I really don't know how it all started, it wasn't a deliberate effort to start drawing people like that, it just kind of happened one day. Guys are a little harder to define with details than girls, but it's usually an accessory or something that really reminds me of the person.
You are focusing more now on cut paper for your art shows. What brought you to cut paper instead of doing drawings?
I think that all comes back to my printmaking background and my complete inability to paint. With printmaking you have to come up with an idea and then break it down to layers and flat color. I tried painting that way and it didn't work out too well at all, so I turned to the cut paper and it all just made sense from there.
The Tour Diary is drawn mostly with a tablet, right? How has using a tablet changed your art, if at all?
I love drawing with a tablet and working in Illustrator for illustration work, it is so much more time efficient than scanning drawings into Photoshop. And you can really zoom in and get down to the details. I don't think I could ever draw an entire graphic novel with a tablet, but for certain purposes it makes a lot of sense.
Besides drawing comics and doing paper cut art you also make wallets and bags for your online shop called Bang! Bang! You're Thread. When and how did you start crafting?

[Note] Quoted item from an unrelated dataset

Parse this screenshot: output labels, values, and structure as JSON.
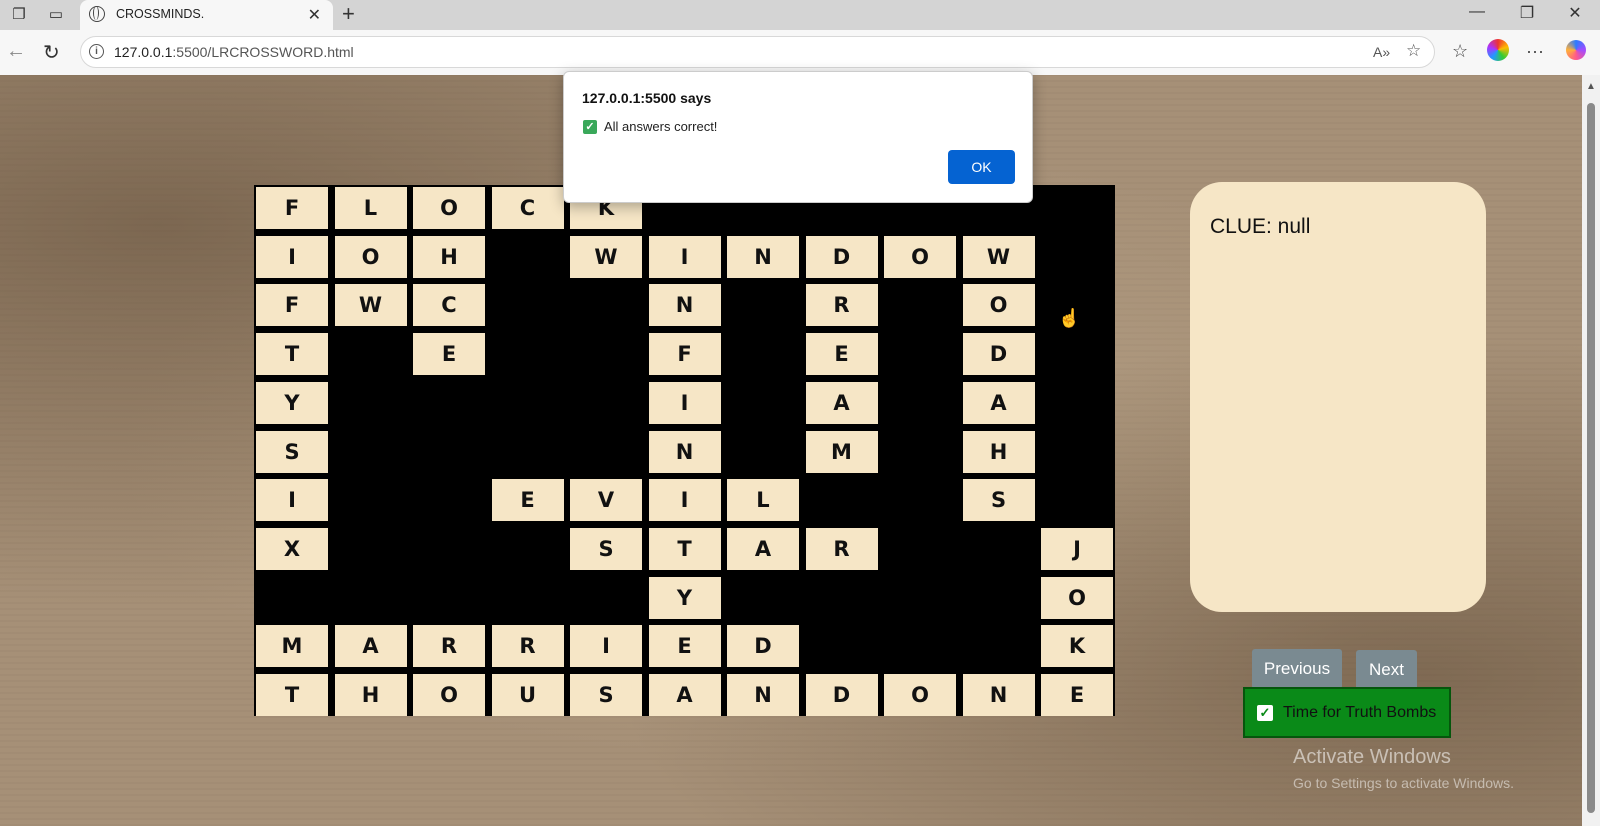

I've been sewing and stuff like that for years...I became involved when I started participating in RISD student sales (they put together about 2 a year) local Providence-area craft shows and going to comics conventions. Pretty much the whole experience of selling self-published comics at these events and to stores opened my eyes to all of the fun things I could be making! And the internet and having a website really helped too.
You went to RISD and still live in RI. What is the art community like there and was that a part of why you wanted to stay? It seems like a lot of people who went to RISD are involved in the craft community or world of illustration in some way and I guess I'm just wondering what's in the water there? Or is it just a coincidence? At this point in your life is RISD even a factor to you or just part of your bio?
I loved every minute of RISD, it is a small school and Providence is a small city. Most students lived in off-campus housing, and as a result that connected us all more to the city. All of my closest friends are still my friends from school, RISD really brings together a great community and a great group of people. And Providence has super cheap rent!